LANGUAGE Inquiry into languages an applicant reads, speaks or writes if knowledge of a specific language is a valid business necessity. Inquiry into lineage, national origin, descent, birthplace, or native language.  Prohibitions against speaking a language other than English on the job unless business necessity has been established.
MARITAL OR FAMILY STATUS Inquiry into applicant's ability to meet required work schedules, and/or the ability to travel. Any inquiry which would indicate marital status, information about children, child care or pregnancy.
MILITARY SERVICE Inquiry into education or experience gained that relates to specific job duties. Any inquiry regarding the type of discharge, or any non-job-related inquiry.
NAME Inquiry about other names an applicant has worked under. Inquiries which might indicate lineage, ancestry, national origin, descent, or marital status.
NOTIFY IN CASE OF EMERGENCY Inquiry into name and address of person(s) to be notified in case of an emergency may be requested after hiring selection is made. Any inquiry into the name/address of relative(s).
ORGANIZATIONS Inquiry into organizations are permissible only if they contribute to the applicant's ability to perform the job. Inquiry into the name of an organization that might reveal the religious, racial, or ethnic affiliation of the organization.
REFERENCES Inquiry into names and addresses of an applicant's professional and/or character references. Any requirement that a specific individual provide a reference for the applicant.
RELIGION Informing prospective employees of normal days and hours of work required for the position. Any inquiry that might indicate the applicant's religious practices or customs.
SEX Inquiry is permissible only when the employer has proven that a bona fide occupational qualification exists and that all members of the affected class are unable to perform the job. Any inquiry regarding the gender of an applicant if no established bona fide occupational qualification exists.

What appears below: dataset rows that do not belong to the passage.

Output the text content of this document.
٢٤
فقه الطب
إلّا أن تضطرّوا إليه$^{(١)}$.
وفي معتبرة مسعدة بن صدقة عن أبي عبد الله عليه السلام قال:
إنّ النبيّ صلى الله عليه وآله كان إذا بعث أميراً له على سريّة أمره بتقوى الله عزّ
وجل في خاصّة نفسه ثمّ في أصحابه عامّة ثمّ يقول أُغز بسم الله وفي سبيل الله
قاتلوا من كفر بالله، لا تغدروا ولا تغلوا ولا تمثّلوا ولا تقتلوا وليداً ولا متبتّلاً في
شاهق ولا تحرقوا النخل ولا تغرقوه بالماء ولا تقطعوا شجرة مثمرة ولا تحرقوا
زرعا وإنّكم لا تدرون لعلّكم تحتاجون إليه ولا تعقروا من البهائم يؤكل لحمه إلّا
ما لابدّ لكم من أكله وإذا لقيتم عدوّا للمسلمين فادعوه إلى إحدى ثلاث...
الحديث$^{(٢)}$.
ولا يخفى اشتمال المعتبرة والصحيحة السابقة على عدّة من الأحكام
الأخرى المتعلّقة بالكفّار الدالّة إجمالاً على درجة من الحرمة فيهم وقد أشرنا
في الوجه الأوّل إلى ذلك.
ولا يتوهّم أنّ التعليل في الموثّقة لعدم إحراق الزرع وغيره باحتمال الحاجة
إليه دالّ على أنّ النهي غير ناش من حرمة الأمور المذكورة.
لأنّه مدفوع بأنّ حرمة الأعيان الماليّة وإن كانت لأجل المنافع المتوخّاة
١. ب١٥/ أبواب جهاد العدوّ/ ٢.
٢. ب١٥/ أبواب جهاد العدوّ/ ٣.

WORKER'S COMPENSATION None. Any inquiry into past workers compensation claims.

ATTENTION! This guide is to assist employers and applicants in understanding state laws as they apply to pre-employment inquiries.  It is not intended to provide an exhaustive compilation of all acceptable and inadvisable inquiries.  The questions considered inadvisable are likely to limit the employment opportunities of persons protected by the Kansas Act Against Discrimination, and may constitute evidence of unlawful discrimination.